Giuseppe Bottero per "La Stampa"
Barack Obama scende in campo contro il web a due velocità e i colossi delle telecomunicazioni affondano a Wall Street. Il presidente degli Stati Uniti, dopo mesi di dubbi, prende posizione nel dibattito sulla neutralità della rete: concetto parecchio alto su cui duellano guru e grandi gruppi di produzione, ma che avrebbe ripercussioni nella vita di tutti.
È giusto che i siti che pagano tariffe più alte abbiano a disposizione una corsia preferenziale per far navigare più velocemente i loro utenti? Parte dell’industria a stelle e strisce pensa di sì, i duri e puri della Silicon Valley (Facebook e Google in testa) sono fermamente contrari. Eppure la Fcc - ovvero l’organismo che controlla la comunicazione Usa - nel maggio scorso ha aperto all’ipotesi, proponendo una consultazione pubblica a cui hanno risposto 3,7 milioni di americani. Da ieri, al fronte del no, s’è aggiunta la voce del presidente.
Per i fornitori di servizi Comcast - il più grande operatore via cavo al mondo, che in passato non ha lesinato donazioni ai democratici - e Time Warner in Borsa è stata una giornata nerissima. Sarebbero loro, infatti, a trarre il vantaggio maggiore dalle corsie preferenziali, visto che potrebbero vendere «autostrade di byte» a giganti del calibro di Disney, Netflix e YouTube, che hanno la necessità di trasmettere velocemente contenuti molto pesanti.
I portali si oppongono e, nei mesi scorsi, sono volate accuse a colpi di banner pubblicitari. Ieri sono colati a picco anche i titoli degli operatori delle Tlc, a partire da Verizon. Secondo i vertici del primo fornitore di banda larga Usa l’intervento a gamba tesa della Casa Bianca è «dannoso per l’economia e limita la concorrenza». At&t minaccia invece un’azione legale se il divieto di pagamento chiesto da Obama dovesse essere attuato. «Siamo sbalorditi - spiegava ieri il numero uno della National Cable&Telecommunications Michael Powell -. L’intervento del governo rischia di portare risultati devastanti».

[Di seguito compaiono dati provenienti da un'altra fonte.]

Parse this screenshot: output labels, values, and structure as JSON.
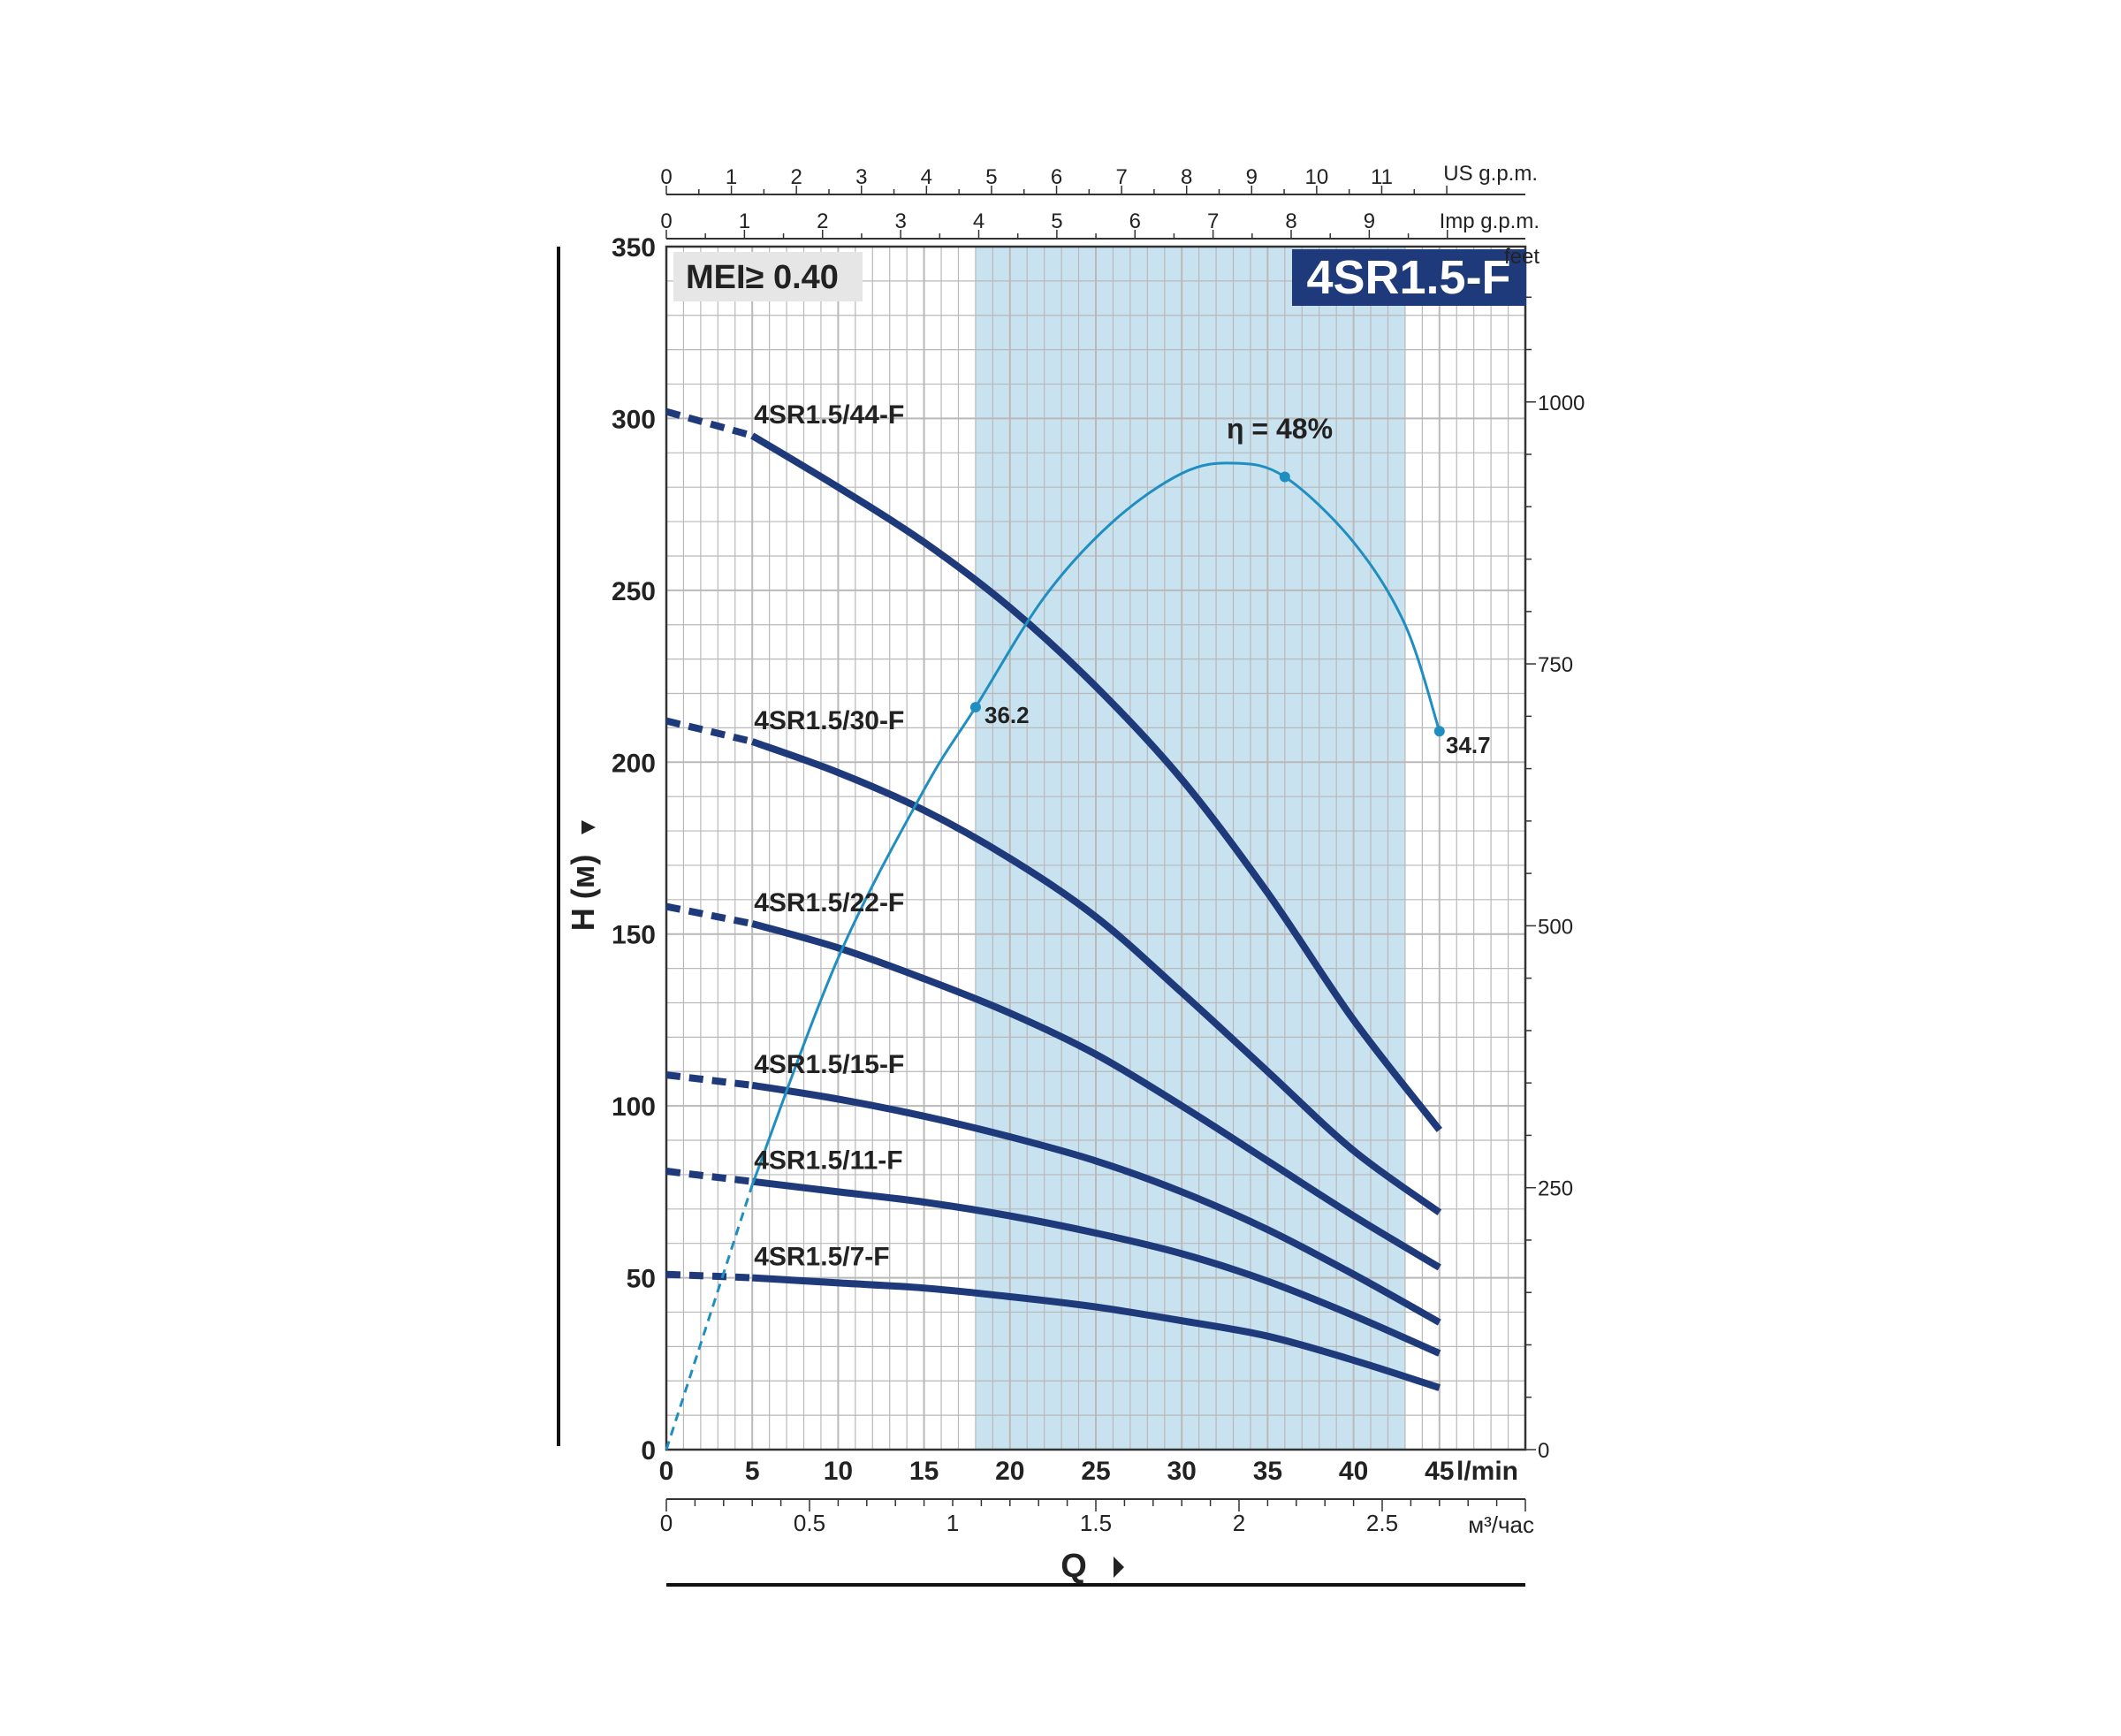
{
  "chart_data": {
    "type": "line",
    "title": "4SR1.5-F",
    "badge": "MEI≥ 0.40",
    "xlabel": "Q",
    "ylabel": "H (м)",
    "xlim": [
      0,
      50
    ],
    "ylim": [
      0,
      350
    ],
    "x_unit": "l/min",
    "x_ticks": [
      0,
      5,
      10,
      15,
      20,
      25,
      30,
      35,
      40,
      45
    ],
    "y_ticks": [
      0,
      50,
      100,
      150,
      200,
      250,
      300,
      350
    ],
    "grid": true,
    "recommended_range": [
      18,
      43
    ],
    "colors": {
      "curve": "#1e3a7b",
      "efficiency": "#1f8ec0",
      "band": "#c8e2f0",
      "grid": "#b9b9b9",
      "title_bg": "#1e3a7b",
      "badge_bg": "#e6e6e6"
    },
    "secondary_axes": {
      "us_gpm": {
        "label": "US g.p.m.",
        "ticks": [
          0,
          1,
          2,
          3,
          4,
          5,
          6,
          7,
          8,
          9,
          10,
          11
        ]
      },
      "imp_gpm": {
        "label": "Imp g.p.m.",
        "ticks": [
          0,
          1,
          2,
          3,
          4,
          5,
          6,
          7,
          8,
          9
        ]
      },
      "feet": {
        "label": "feet",
        "ticks": [
          0,
          250,
          500,
          750,
          1000
        ]
      },
      "m3h": {
        "label": "м³/час",
        "ticks": [
          "0",
          "0.5",
          "1",
          "1.5",
          "2",
          "2.5"
        ]
      }
    },
    "x": [
      0,
      5,
      10,
      15,
      20,
      25,
      30,
      35,
      40,
      45
    ],
    "series": [
      {
        "name": "4SR1.5/44-F",
        "values": [
          302,
          295,
          280,
          264,
          245,
          222,
          195,
          162,
          125,
          93
        ]
      },
      {
        "name": "4SR1.5/30-F",
        "values": [
          212,
          206,
          197,
          186,
          172,
          155,
          133,
          110,
          87,
          69
        ]
      },
      {
        "name": "4SR1.5/22-F",
        "values": [
          158,
          153,
          146,
          137,
          127,
          115,
          100,
          84,
          68,
          53
        ]
      },
      {
        "name": "4SR1.5/15-F",
        "values": [
          109,
          106,
          102,
          97,
          91,
          84,
          75,
          64,
          51,
          37
        ]
      },
      {
        "name": "4SR1.5/11-F",
        "values": [
          81,
          78,
          75,
          72,
          68,
          63,
          57,
          49,
          39,
          28
        ]
      },
      {
        "name": "4SR1.5/7-F",
        "values": [
          51,
          50,
          48.5,
          47,
          44.5,
          41.5,
          37.5,
          33,
          26,
          18
        ]
      }
    ],
    "efficiency": {
      "label": "η = 48%",
      "peak_label": "η = 48%",
      "start_label": "36.2",
      "end_label": "34.7",
      "points": [
        [
          0,
          0
        ],
        [
          5,
          77
        ],
        [
          10,
          143
        ],
        [
          15,
          192
        ],
        [
          18,
          216
        ],
        [
          22,
          248
        ],
        [
          26,
          270
        ],
        [
          30,
          284
        ],
        [
          33,
          287
        ],
        [
          36,
          283
        ],
        [
          40,
          264
        ],
        [
          43,
          240
        ],
        [
          45,
          209
        ]
      ],
      "dashed_until": 5
    }
  }
}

Gli attivisti, invece, brindano al tackle del presidente. «Agli americani è stato promesso, e lo meritano, che internet sia privo di strade a pagamento, corsie preferenziali e censure, aziendali o governative», dice Todd O’Boyle, responsabile dell’organizzazione «Common Cause’s Media and Democracy Reform Initiative». La posta in gioco è altissima, e a rischiare, oltre ai consumatori, sarebbero soprattutto le start-up: se una società non potesse permettersi di pagare la linea veloce potrebbe perdere clienti spingendoli a rivolgersi ad altre aziende e rischiando la chiusura.
Alle battaglie che si combattono attorno al web, ieri, s’è aggiunta quella relativa ai rimborsi dopo la catena di cyber-attacchi che hanno colpito i grandi magazzini statunitensi, da Home Depot a Target. Operazioni massicce, che hanno portato nelle mani degli hacker i dati di centinaia di migliaia di carte di credito. Ora, il braccio di ferro tra le banche e i negozianti: chi paga i danni? Il fronte degli istituti , per una volta, è compatto: d’altra parte le cifre in ballo superano i 160 milioni di dollari. Mentre si dibatteva, però, i pirati colpivano ancora e le Poste americane, subivano il furto di 500 mila dati. Violati, scrive il «Wall Street Journal», nomi, indirizzi e numeri della Social Security. I maggiori indiziati sarebbero i cinesi.